The Rico Suave with a generous helping of avocado.

Why you should trust me: LA’s breakfast burritos have broken my brain, in a good way. It’s the food I think about the most, the food I would eat every day if it did not kill me (it would). I probably have more points to make about what qualifies as a good breakfast burrito than any other food in the city; the potatoes matter to me, the eggs matter to me; it all matters to me far too much. So much, in fact, that I’ve been writing semi-obsessively about breakfast burritos for years, in maps and features and news articles since my first days at Eater and beyond. I’ve eaten at dozens, maybe hundreds of breakfast burrito spots across Southern California — and I always make sure to get just the right shot for the camera.

So, what makes the Rico Suave LA’s best all-around breakfast burrito? Simple: it’s the ratios. Chef-owner Rouha Sadighi is no culinary slouch, having previously won on Cutthroat Kitchen and spent time in restaurants like New York City’s Penelope and the since-closed Venice staple Joe’s on Abbot Kinney. She knows a thing or two about finding balance in a dish, and it shows.

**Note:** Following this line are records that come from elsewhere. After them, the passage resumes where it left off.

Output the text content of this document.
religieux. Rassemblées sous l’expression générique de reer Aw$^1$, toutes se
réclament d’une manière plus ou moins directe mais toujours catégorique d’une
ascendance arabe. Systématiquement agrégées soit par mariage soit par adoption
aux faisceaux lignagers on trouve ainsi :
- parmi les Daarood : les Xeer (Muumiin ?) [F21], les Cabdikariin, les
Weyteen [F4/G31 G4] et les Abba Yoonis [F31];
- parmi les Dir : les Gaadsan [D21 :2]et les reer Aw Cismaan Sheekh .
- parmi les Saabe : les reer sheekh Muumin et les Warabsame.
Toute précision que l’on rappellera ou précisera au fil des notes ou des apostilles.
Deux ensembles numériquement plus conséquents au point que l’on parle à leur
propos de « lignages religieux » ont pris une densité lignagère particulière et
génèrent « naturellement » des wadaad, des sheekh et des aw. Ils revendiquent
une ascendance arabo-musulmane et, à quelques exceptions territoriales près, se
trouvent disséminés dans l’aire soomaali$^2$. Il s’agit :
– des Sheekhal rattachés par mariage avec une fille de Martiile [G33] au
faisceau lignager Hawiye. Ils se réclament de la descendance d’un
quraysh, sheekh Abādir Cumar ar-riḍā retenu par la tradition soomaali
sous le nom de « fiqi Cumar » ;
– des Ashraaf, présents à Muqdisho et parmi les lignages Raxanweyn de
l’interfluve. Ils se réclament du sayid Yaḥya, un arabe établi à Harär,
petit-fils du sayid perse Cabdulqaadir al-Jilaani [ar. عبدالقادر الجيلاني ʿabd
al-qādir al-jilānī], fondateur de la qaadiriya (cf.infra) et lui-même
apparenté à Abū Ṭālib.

Any breakfast burrito that truly ascends to greatness must first deal with the potato problem, and at the Rooster Sadighi relies on tater tots for crispness, texture, and adequate starch proportions. She was among the very first places in Los Angeles to use tater tots as a breakfast vehicle, leading to a whole new generation of follow-up options that now rely on the craggy, kid-friendly potato for their own burritos. It’s easy to be on trend; it’s harder to set the trend.

Sadighi’s famous burrito also skirts the line between scrambled and too-soft, runny eggs by serving eggs that are just set at medium. The yolks are soft and forgiving and flavorful (without being burned on a griddle), and pliable enough to stay in place and not slide around. The yolk doesn’t spill dramatically, but it does meld nicely with the burrito’s dual cheeses, cheddar, and cotija.

The Rico Suave relies on bacon — not chorizo, not mushy sausage links, not shredded beef — which is the undisputed best breakfast burrito meat. Good bacon should have the right amount of salt, chew, fat, and firmness (but not too much) to add a final textural contrast beyond the tater tots. And if that all weren’t enough, Sadighi uses both a bracing salsa and a robust cilantro crema inside each Rico Sauve, taking the best of both sauce worlds and combining them inside of a flour tortilla (which, it must be said, is also lightly griddled on the outside to seal in all the goodness, and for yet more texture). Plus, there’s automatically avocado inside each one. No extra fee, no messing around. The cream, the salsa, the cheese, the bacon, the eggs, the tater tots, the avocado — it all just works, no mods or misses in the group.

The Rico Suave breakfast burrito has become so popular, so ubiquitous, that it can often be left behind by shiny newcomers on the a.m. scene. Sadighi smartly began wholesaling her burritos early on, allowing coffee shops and other vendors to sell her Rico Suave creations themselves for a fee. Every morning, in many corners of the county and beyond, diners wake up to score a Rico Suave for themselves, en route to wherever the day takes them. Los Angeles is lucky to have such breakfast greatness in its midst.